Washington also had conversations with the Cleveland Cavaliers about having a D-league (developmental league) team play basketball at the Chevrolet Centre beginning next year.
Washington said he’s considering his next move and should have a decision shortly.
“There are options out there,” he said, adding he is talking to the IHL about what it can offer his team “for this year or the following year.”
When asked about the IHL, Washington said it’s a good league “if you like fighting.”
Eric Ryan, the center’s executive director, said Washington needs to make a decision on hockey in about two weeks.
Without the team, 32 dates at the center, primarily on the weekend between October and March, are unfilled.

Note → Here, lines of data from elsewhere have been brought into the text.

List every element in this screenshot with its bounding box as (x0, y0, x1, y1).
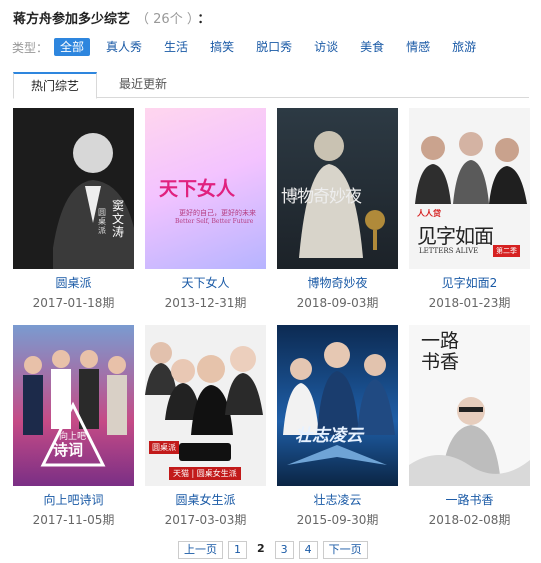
show-name[interactable]: 向上吧诗词 (13, 491, 134, 508)
type-filter-bar: 类型： 全部 真人秀 生活 搞笑 脱口秀 访谈 美食 情感 旅游 (12, 38, 492, 56)
result-count: （ 26个 ） (136, 12, 194, 27)
next-page-button[interactable]: 下一页 (322, 541, 368, 559)
poster-subtitle: 圆桌派 (98, 208, 106, 235)
poster-title: 天下女人 (159, 178, 236, 200)
poster-xiangshangbashici[interactable]: 向上吧 诗词 (13, 325, 134, 486)
poster-title: 博物奇妙夜 (281, 187, 362, 207)
show-card: 一路书香 一路书香 2018-02-08期 (409, 325, 530, 528)
filter-emotion[interactable]: 情感 (400, 38, 436, 56)
filter-all[interactable]: 全部 (54, 38, 91, 56)
show-date: 2015-09-30期 (296, 513, 379, 527)
poster-zhuangzhilingyun[interactable]: 壮志凌云 (277, 325, 398, 486)
page-4[interactable]: 4 (298, 541, 318, 559)
show-date: 2018-09-03期 (296, 296, 379, 310)
show-date: 2017-11-05期 (32, 513, 115, 527)
show-name[interactable]: 博物奇妙夜 (277, 274, 398, 291)
show-card: 向上吧 诗词 向上吧诗词 2017-11-05期 (13, 325, 134, 528)
poster-bowuqimiaoye[interactable]: 博物奇妙夜 (277, 108, 398, 269)
show-card: 圆桌派 天猫 | 圆桌女生派 圆桌女生派 2017-03-03期 (145, 325, 266, 528)
poster-title: 天猫 | 圆桌女生派 (169, 467, 241, 480)
title-row: 蒋方舟参加多少综艺 （ 26个 ）： (13, 8, 210, 27)
filter-food[interactable]: 美食 (354, 38, 390, 56)
filter-talkshow[interactable]: 脱口秀 (250, 38, 298, 56)
sponsor-logo: 人人贷 (417, 208, 441, 218)
show-card: 壮志凌云 壮志凌云 2015-09-30期 (277, 325, 398, 528)
filter-reality[interactable]: 真人秀 (100, 38, 148, 56)
poster-tianxianvren[interactable]: 天下女人 更好的自己，更好的未来 Better Self, Better Fut… (145, 108, 266, 269)
poster-yuanzhuonvshengpai[interactable]: 圆桌派 天猫 | 圆桌女生派 (145, 325, 266, 486)
poster-title: 窦文涛 (112, 199, 125, 239)
show-card: 窦文涛 圆桌派 圆桌派 2017-01-18期 (13, 108, 134, 311)
person-figure (13, 108, 134, 269)
show-name[interactable]: 一路书香 (409, 491, 530, 508)
page-2-current: 2 (252, 541, 270, 559)
poster-yuanzhuopai[interactable]: 窦文涛 圆桌派 (13, 108, 134, 269)
tab-recent[interactable]: 最近更新 (101, 72, 185, 98)
poster-logo: 圆桌派 (149, 441, 179, 454)
season-badge: 第二季 (493, 245, 520, 257)
page-1[interactable]: 1 (228, 541, 247, 559)
page-title: 蒋方舟参加多少综艺 (13, 12, 131, 27)
tab-bar: 热门综艺 最近更新 (13, 72, 529, 99)
show-name[interactable]: 圆桌派 (13, 274, 134, 291)
people-group (23, 350, 127, 467)
show-name[interactable]: 天下女人 (145, 274, 266, 291)
filter-travel[interactable]: 旅游 (446, 38, 482, 56)
poster-title: 见字如面 (417, 224, 494, 248)
people-group (145, 342, 263, 461)
poster-subtitle: 更好的自己，更好的未来 (179, 209, 256, 217)
show-name[interactable]: 圆桌女生派 (145, 491, 266, 508)
poster-yilushuxiang[interactable]: 一路书香 (409, 325, 530, 486)
filter-comedy[interactable]: 搞笑 (204, 38, 240, 56)
people-group (283, 342, 395, 465)
prev-page-button[interactable]: 上一页 (178, 541, 223, 559)
show-date: 2018-01-23期 (428, 296, 511, 310)
filter-label: 类型： (12, 40, 49, 55)
poster-title: 一路书香 (421, 330, 460, 373)
show-card: 天下女人 更好的自己，更好的未来 Better Self, Better Fut… (145, 108, 266, 311)
show-card: 人人贷 见字如面 LETTERS ALIVE 第二季 见字如面2 2018-01… (409, 108, 530, 311)
show-card: 博物奇妙夜 博物奇妙夜 2018-09-03期 (277, 108, 398, 311)
filter-life[interactable]: 生活 (158, 38, 194, 56)
pagination: 上一页 1 2 3 4 下一页 (178, 540, 373, 560)
poster-jianziruomian[interactable]: 人人贷 见字如面 LETTERS ALIVE 第二季 (409, 108, 530, 269)
poster-english: LETTERS ALIVE (419, 247, 479, 255)
show-date: 2017-03-03期 (164, 513, 247, 527)
show-date: 2013-12-31期 (164, 296, 247, 310)
title-colon: ： (197, 12, 211, 27)
show-name[interactable]: 见字如面2 (409, 274, 530, 291)
show-date: 2017-01-18期 (32, 296, 115, 310)
tab-hot[interactable]: 热门综艺 (13, 72, 97, 99)
page-3[interactable]: 3 (274, 541, 294, 559)
filter-interview[interactable]: 访谈 (308, 38, 344, 56)
poster-title: 壮志凌云 (295, 426, 363, 446)
show-date: 2018-02-08期 (428, 513, 511, 527)
poster-title: 诗词 (53, 441, 84, 459)
show-name[interactable]: 壮志凌云 (277, 491, 398, 508)
poster-english: Better Self, Better Future (175, 218, 254, 225)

Ryan said with a lot of work, the center will do what it can to fill those dates.
The team is the center’s primary tenant. There are about 100 events at the facility annually. Ryan said the options range from attempting to get the team into another league, most likely the IHL, to getting out of the hockey business altogether.
Washington also is considering a partnership with other local business leaders.
Bruce Zoldan, who owns the Mahoning Valley Phantoms, a junior hockey league, said it’s a “dream of mine” to operate a hockey team at the city-owned Chevrolet Centre. Zoldan also attended the press conference to support Washington.
Washington said the SteelHounds have lost money every year the team’s been in business. But he wouldn’t say how much.
His options include being a part-owner of a hockey team at the center. He said getting completely out of the hockey business is a “real possibility.”
Also, Washington said he could field a “high-level” junior hockey team.
As for the SteelHounds fan base, Washington said, “I certainly thought it would be greater,” but he also didn’t expect gas to cost $4 a gallon or a sharp economic downturn.
Washington failed to give a definitive answer on what he’ll do next.
Much of his statement to the media Thursday mimicked a press release from a day earlier.